When you show a cat to a human, we instantly recognise what we see: a living, breathing creature, complete with fur, whiskers, and a certain unmistakable look. Show the same image to an artificial intelligence model, however, and it perceives something very different — a huge grid of numbers.

At its core, a digital image is nothing but pixels: tiny points arranged in a neat grid, with each pixel carrying values for colour and brightness. In a grayscale image, a pixel’s brightness is typically represented by a number between 0 (pure black) and 255 (pure white). Colour images, meanwhile, assign three numbers per pixel — corresponding to red, green, and blue intensities. But regardless of the palette, the principle remains the same: an image, to a machine, is pure data.

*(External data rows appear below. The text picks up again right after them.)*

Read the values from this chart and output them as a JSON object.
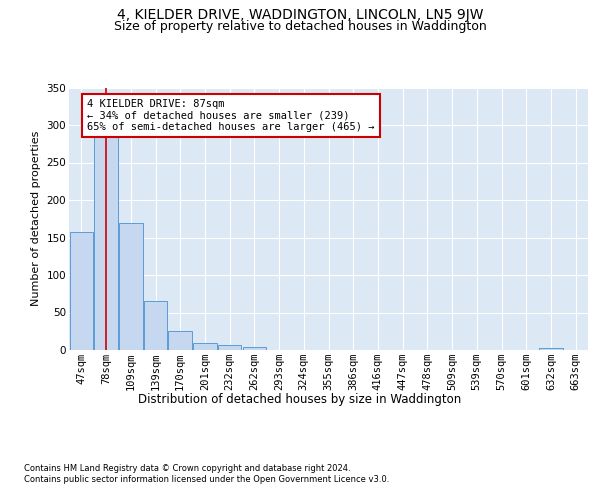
{
  "title_line1": "4, KIELDER DRIVE, WADDINGTON, LINCOLN, LN5 9JW",
  "title_line2": "Size of property relative to detached houses in Waddington",
  "xlabel": "Distribution of detached houses by size in Waddington",
  "ylabel": "Number of detached properties",
  "categories": [
    "47sqm",
    "78sqm",
    "109sqm",
    "139sqm",
    "170sqm",
    "201sqm",
    "232sqm",
    "262sqm",
    "293sqm",
    "324sqm",
    "355sqm",
    "386sqm",
    "416sqm",
    "447sqm",
    "478sqm",
    "509sqm",
    "539sqm",
    "570sqm",
    "601sqm",
    "632sqm",
    "663sqm"
  ],
  "values": [
    157,
    287,
    170,
    65,
    26,
    9,
    7,
    4,
    0,
    0,
    0,
    0,
    0,
    0,
    0,
    0,
    0,
    0,
    0,
    3,
    0
  ],
  "bar_color": "#c5d8f0",
  "bar_edge_color": "#5b9bd5",
  "vline_x": 1,
  "vline_color": "#cc0000",
  "annotation_text": "4 KIELDER DRIVE: 87sqm\n← 34% of detached houses are smaller (239)\n65% of semi-detached houses are larger (465) →",
  "annotation_box_color": "white",
  "annotation_box_edge_color": "#cc0000",
  "ylim": [
    0,
    350
  ],
  "yticks": [
    0,
    50,
    100,
    150,
    200,
    250,
    300,
    350
  ],
  "footnote_line1": "Contains HM Land Registry data © Crown copyright and database right 2024.",
  "footnote_line2": "Contains public sector information licensed under the Open Government Licence v3.0.",
  "plot_bg_color": "#dce9f5",
  "title1_fontsize": 10,
  "title2_fontsize": 9,
  "xlabel_fontsize": 8.5,
  "ylabel_fontsize": 8,
  "tick_fontsize": 7.5,
  "footnote_fontsize": 6,
  "annotation_fontsize": 7.5
}
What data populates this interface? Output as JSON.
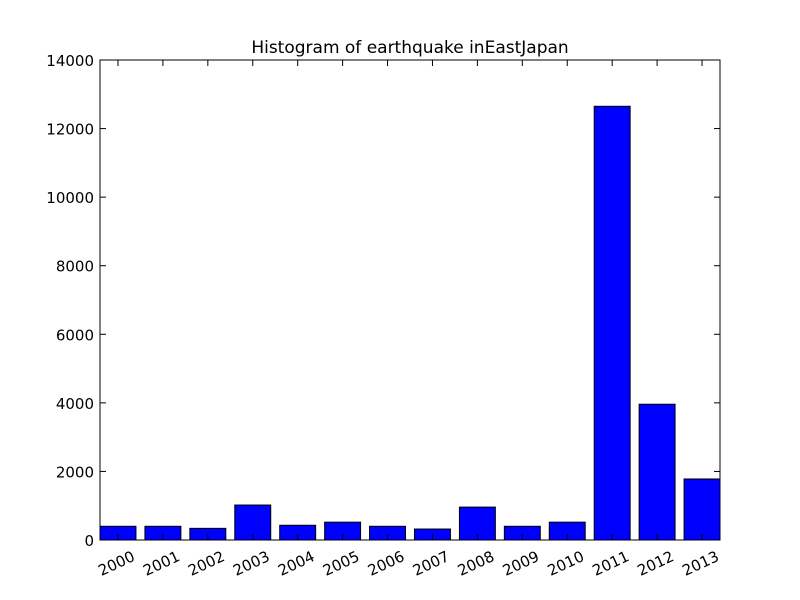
{
  "chart_data": {
    "type": "bar",
    "title": "Histogram of earthquake inEastJapan",
    "xlabel": "",
    "ylabel": "",
    "categories": [
      "2000",
      "2001",
      "2002",
      "2003",
      "2004",
      "2005",
      "2006",
      "2007",
      "2008",
      "2009",
      "2010",
      "2011",
      "2012",
      "2013"
    ],
    "values": [
      400,
      400,
      340,
      1020,
      430,
      520,
      400,
      320,
      960,
      400,
      520,
      12650,
      3960,
      1780
    ],
    "ylim": [
      0,
      14000
    ],
    "yticks": [
      "0",
      "2000",
      "4000",
      "6000",
      "8000",
      "10000",
      "12000",
      "14000"
    ],
    "grid": false,
    "legend": "none",
    "bar_color": "#0000ff",
    "edge_color": "#000000"
  }
}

When a deep learning model is trained to recognise objects — such as a cat — it does not grasp “catness” in any conceptual sense. Instead, it is trained to detect statistical patterns in these pixel values, across millions of examples.

It is crucial to understand that the model never knows what a cat is. It optimises only for pattern recognition — neither for understanding or meaning.

This training process happens inside artificial neural networks, particularly within convolutional neural networks (CNNs), which are specially designed for analysing images. During training, the CNN applies small mathematical operations called convolutions across the pixel grid. These operations are designed to highlight local patterns — small clusters where brightness or colour values change noticeably. A convolution might, for instance, detect an edge where brightness shifts sharply, or a corner where two edges meet.

The AI does not “look” for a cat’s ear or “search” for triangles in any conscious sense.
Instead, it identifies low-level features — such as lines, curves, and regions where pixel values change in consistent, measurable ways.

Higher layers of the network combine these simpler patterns into increasingly complex arrangements. From changes in brightness and texture, the AI builds statistical associations between these feature groupings and known labels, such as “cat”.

If, across countless training examples, certain combinations of edges, curves, and textures frequently correspond with the label “cat”, the model gradually adjusts its internal settings — called weights — to reinforce that association.

It is crucial to understand that the model never knows what a cat is. It optimises only for pattern recognition based on mathematical relationships in the pixel data — neither for understanding or meaning.

When presented with a new image, the AI processes the pixel patterns through these trained filters and predicts, with some probability, whether the arrangement resembles what its experience says is probably a “cat”.

For AI, a cat is not a furry creature. It is a constellation of pixel arrangements, filtered, weighted, and ultimately categorised according to the cold logic of mathematics and probability.